Mobile home residents say the face eviction, property owner denies claims

Some residents in a large mobile home park in north San Jose are worried about the future after the company that operates Westwinds Mobile Home Park sent out a letter warning them they're facing eviction in 2022.

However, the property owner says that's not the case.

The residents are in the middle of a fight between between MHC, which operates the mobile home park, and The Nicholson Family Partnership, which has owned the property for more than a century.

MHC's letter comes as a long-term lease between the two is about to expire, and Nicholson has expressed interest in making changes.

Last week, MHC sent out a letter to all residents saying the property owner “...has demanded that the property be returned to them upon the expiration of MHC’s leases free of all the residents.”

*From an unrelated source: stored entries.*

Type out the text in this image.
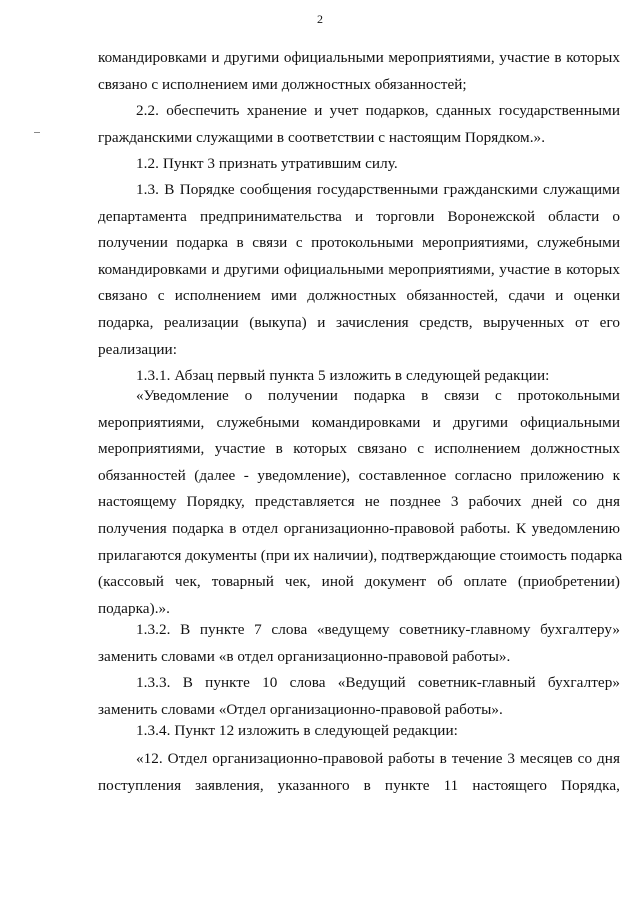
2
командировками и другими официальными мероприятиями, участие в которых
связано с исполнением ими должностных обязанностей;
2.2. обеспечить хранение и учет подарков, сданных государственными
гражданскими служащими в соответствии с настоящим Порядком.».
1.2. Пункт 3 признать утратившим силу.
1.3. В Порядке сообщения государственными гражданскими служащими
департамента предпринимательства и торговли Воронежской области о
получении подарка в связи с протокольными мероприятиями, служебными
командировками и другими официальными мероприятиями, участие в которых
связано с исполнением ими должностных обязанностей, сдачи и оценки
подарка, реализации (выкупа) и зачисления средств, вырученных от его
реализации:
1.3.1. Абзац первый пункта 5 изложить в следующей редакции:
«Уведомление о получении подарка в связи с протокольными
мероприятиями, служебными командировками и другими официальными
мероприятиями, участие в которых связано с исполнением должностных
обязанностей (далее - уведомление), составленное согласно приложению к
настоящему Порядку, представляется не позднее 3 рабочих дней со дня
получения подарка в отдел организационно-правовой работы. К уведомлению
прилагаются документы (при их наличии), подтверждающие стоимость подарка
(кассовый чек, товарный чек, иной документ об оплате (приобретении)
подарка).».
1.3.2. В пункте 7 слова «ведущему советнику-главному бухгалтеру»
заменить словами «в отдел организационно-правовой работы».
1.3.3. В пункте 10 слова «Ведущий советник-главный бухгалтер»
заменить словами «Отдел организационно-правовой работы».
1.3.4. Пункт 12 изложить в следующей редакции:
«12. Отдел организационно-правовой работы в течение 3 месяцев со дня
поступления заявления, указанного в пункте 11 настоящего Порядка,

Ruby Smith, 76, who has lived her mobile home for 27 years, was one of the residents who received the letter and got upset.

"My initial reaction was where the hell am I going to go? I can't afford anything right now," said Smith.

Another resident, Chontel Fernandez, says she and her husband were able to move their family to the complex a few years ago because they pay $1,400 a month, compared to twice that amount in the surrounding area.

"I have...four kids so we are like, what do we do? Do we we move out of state? Do we stay here? The Bay Area is so expensive. This was our saving grace," said Fernandez.

The Nicholson family issued a statement, saying it is exploring "more stable and viable long-term housing options" but disputed MHC's claims.

"We find it shameful that they have opted to incite panic and fear among mobile home residents as part of the company's legal strategy. That being said, the Nicholson family wants to unequivocally reassure the residents that we are on their side; completely sympathetic to their situation and have no plans whatsoever to displace anyone,” said Bruce Nicholson, co-manager of the partnership, in a statement.

1,600 residents live in the single-story homes on the sprawling property which is dwarfed by large apartment complexes and tech companies.

City Council member Lan Diep says the city had been looking at designating the land for mobile home-use only, but says he's interested in exploring if there is a way for residents to stay and also develop higher-density housing.

"We know San Jose is a growing city. We know we need more housing overall all across the city so if there's an opportunity to build more housing already living there, I want to see where that discussion goes," said Liep.

As for Smith, she calls mobile home parks the last affordable option in the Bay Area.

"'Cause there's really nothing I can do. I just have to wait and see what happens," said Smith.

MHC filed a lawsuit on Dec. 30, 2019 against the property owner, with their 25-year-long lease agreement set to expire in August 2022.